A three-year widening project that begins next week on E-470 in northeast metro Denver will add a third travel lane in each direction along an 11-mile stretch of the tollway.

The $350 million project will start at Interstate 70, near Denver International Airport, and work north toward East 104th Avenue while also adding or revamping several interchanges, according to a news release. Intermittent single-lane closures are possible during the project, which is expected to wrap up in 2025.

It’s the latest expansion project for the self-funding E-470 Public Highway Authority, which has widened the tollway south of I-70 in recent years. Its aggressive expansion approach stands in contrast to pending removals of some highway and road expansions from state and regional plans as the Colorado Department of Transportation and a metro planning organization comply with new greenhouse gas reduction targets.

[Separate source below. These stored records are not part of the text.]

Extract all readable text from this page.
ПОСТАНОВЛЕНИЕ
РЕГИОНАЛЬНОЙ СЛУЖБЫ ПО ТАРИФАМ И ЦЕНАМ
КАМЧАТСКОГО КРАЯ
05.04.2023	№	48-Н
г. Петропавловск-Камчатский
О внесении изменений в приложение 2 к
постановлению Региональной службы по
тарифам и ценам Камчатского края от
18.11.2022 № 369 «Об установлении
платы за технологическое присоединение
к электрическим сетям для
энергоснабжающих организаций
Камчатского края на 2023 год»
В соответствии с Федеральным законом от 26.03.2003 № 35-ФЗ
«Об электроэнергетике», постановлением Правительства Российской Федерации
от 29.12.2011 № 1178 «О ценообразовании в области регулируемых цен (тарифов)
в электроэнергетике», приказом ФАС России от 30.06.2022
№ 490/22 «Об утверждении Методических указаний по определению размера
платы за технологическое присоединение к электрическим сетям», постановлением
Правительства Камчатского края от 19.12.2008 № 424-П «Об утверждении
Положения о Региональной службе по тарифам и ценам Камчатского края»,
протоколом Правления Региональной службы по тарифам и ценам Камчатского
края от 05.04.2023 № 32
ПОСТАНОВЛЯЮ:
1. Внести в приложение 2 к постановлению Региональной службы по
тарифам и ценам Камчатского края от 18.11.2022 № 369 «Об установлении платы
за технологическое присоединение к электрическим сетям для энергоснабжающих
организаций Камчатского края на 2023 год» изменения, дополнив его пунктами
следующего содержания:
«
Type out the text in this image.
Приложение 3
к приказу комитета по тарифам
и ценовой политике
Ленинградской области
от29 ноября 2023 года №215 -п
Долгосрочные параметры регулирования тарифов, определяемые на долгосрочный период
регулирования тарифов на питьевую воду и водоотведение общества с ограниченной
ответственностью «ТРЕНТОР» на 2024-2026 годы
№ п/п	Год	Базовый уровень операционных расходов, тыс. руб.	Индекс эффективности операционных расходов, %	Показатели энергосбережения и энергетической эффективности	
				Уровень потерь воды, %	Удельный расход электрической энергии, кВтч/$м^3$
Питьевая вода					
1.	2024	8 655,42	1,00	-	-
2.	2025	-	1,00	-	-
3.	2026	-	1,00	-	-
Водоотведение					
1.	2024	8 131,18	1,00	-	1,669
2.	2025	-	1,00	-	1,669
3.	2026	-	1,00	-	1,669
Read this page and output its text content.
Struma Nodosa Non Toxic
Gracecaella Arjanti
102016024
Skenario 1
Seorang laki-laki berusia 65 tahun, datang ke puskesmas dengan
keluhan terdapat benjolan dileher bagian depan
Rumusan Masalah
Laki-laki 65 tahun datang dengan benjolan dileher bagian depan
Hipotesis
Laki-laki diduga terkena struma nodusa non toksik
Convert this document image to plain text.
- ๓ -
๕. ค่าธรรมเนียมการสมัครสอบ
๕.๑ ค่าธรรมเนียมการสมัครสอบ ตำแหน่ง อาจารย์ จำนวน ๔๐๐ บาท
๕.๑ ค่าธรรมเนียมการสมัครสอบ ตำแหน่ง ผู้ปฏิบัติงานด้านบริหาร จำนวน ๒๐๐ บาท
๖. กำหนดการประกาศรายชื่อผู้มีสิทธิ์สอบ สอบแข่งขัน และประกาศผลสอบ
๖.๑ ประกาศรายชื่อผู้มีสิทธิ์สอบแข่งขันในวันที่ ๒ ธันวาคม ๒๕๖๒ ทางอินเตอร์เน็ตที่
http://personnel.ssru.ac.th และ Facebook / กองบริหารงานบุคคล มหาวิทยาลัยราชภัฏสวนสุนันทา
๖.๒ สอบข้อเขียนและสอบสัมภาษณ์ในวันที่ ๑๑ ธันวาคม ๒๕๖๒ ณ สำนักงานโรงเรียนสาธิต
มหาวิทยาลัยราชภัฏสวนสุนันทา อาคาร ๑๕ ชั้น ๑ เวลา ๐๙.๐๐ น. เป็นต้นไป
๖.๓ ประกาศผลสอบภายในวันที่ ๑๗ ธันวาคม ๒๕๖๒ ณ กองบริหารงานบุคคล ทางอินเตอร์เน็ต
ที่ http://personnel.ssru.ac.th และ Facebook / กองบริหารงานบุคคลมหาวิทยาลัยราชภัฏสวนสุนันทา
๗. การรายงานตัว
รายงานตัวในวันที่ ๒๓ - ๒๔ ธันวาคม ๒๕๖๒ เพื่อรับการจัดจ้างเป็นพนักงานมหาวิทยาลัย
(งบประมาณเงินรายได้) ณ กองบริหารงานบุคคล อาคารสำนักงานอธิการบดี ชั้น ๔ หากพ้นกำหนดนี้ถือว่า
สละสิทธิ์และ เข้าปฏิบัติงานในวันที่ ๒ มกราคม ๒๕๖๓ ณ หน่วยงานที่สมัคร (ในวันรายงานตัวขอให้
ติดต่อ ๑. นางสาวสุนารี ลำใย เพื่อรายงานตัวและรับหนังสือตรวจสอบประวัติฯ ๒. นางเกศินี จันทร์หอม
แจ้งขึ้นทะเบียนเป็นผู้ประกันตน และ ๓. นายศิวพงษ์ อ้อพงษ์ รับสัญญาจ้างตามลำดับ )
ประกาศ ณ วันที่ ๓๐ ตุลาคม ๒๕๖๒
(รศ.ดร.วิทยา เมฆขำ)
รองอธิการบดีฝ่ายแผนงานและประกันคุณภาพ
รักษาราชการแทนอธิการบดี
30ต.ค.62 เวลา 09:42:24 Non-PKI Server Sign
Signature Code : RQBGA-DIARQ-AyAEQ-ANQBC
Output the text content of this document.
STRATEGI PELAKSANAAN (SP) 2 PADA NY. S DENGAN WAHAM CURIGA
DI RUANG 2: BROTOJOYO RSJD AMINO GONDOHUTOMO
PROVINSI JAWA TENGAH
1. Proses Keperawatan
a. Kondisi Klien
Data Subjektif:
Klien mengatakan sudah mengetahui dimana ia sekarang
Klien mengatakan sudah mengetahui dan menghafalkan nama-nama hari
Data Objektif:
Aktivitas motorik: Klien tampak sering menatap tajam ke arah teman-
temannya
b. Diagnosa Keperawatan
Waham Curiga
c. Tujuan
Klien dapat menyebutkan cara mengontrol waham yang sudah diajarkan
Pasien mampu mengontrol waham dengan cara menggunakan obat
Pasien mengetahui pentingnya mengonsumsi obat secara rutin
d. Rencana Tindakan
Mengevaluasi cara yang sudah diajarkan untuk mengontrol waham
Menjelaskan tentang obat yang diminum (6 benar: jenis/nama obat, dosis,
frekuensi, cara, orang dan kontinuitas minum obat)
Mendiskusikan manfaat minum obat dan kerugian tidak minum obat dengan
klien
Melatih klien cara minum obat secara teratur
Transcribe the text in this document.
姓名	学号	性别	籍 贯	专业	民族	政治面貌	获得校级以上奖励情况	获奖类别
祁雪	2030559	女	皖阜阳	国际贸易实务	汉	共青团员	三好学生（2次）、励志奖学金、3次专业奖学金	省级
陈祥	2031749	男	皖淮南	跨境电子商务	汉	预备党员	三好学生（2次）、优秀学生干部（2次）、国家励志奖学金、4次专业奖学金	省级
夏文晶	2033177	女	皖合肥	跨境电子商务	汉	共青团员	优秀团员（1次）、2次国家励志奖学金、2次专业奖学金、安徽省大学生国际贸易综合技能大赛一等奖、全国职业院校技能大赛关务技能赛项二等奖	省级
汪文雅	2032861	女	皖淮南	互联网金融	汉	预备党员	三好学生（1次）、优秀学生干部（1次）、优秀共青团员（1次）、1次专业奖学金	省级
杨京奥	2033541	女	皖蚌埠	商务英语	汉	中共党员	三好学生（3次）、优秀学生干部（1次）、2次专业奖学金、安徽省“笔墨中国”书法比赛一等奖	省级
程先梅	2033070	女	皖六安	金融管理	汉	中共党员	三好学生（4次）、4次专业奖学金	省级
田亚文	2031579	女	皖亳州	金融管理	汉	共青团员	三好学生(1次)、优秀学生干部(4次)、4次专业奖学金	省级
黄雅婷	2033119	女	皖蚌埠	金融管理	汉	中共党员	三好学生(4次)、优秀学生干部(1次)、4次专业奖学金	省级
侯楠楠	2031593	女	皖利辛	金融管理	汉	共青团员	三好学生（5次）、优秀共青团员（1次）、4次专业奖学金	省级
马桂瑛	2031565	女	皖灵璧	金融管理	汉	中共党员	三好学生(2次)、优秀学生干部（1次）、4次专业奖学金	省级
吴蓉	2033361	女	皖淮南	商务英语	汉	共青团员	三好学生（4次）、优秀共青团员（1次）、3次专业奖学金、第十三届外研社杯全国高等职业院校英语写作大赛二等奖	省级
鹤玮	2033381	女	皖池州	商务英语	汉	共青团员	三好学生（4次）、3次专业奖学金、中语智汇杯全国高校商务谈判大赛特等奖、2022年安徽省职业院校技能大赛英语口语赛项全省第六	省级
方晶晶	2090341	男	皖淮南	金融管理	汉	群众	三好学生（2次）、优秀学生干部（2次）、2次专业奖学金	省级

E-470’s project includes the addition of new exits at 38th and 48th avenues, close to fast-growing neighborhoods in Aurora and far-northeast Denver, and an expansion of the 64th Avenue interchange. A northbound collector road, which separates through traffic from entering and exiting vehicles at an interchange, will be added at Peña Boulevard, mirroring the existing southbound setup there.

The project also will build a new four-mile section of the High Plains Trail between 26th and 64th avenues. But for now, that segment won’t connect to the rest of the nearly 13-mile trail, which runs south along E-470 starting at Stephen D. Hogan Parkway in Aurora.

Spokeswoman Heather Burke said the E-470 authority is working with Arapahoe County and the city of Aurora to bridge that gap — and I-70.

She said the overall project will be covered by toll revenue collected along the 47-mile highway, the first segment of which opened in 1991. Last year, the authority reported collecting $218.5 million, down from a historic high of $249 million in 2019, before the pandemic.

The tollway authority is controlled by three counties — Adams, Arapahoe and Douglas — and five cities — Aurora, Brighton, Commerce City, Parker and Thornton — along the route.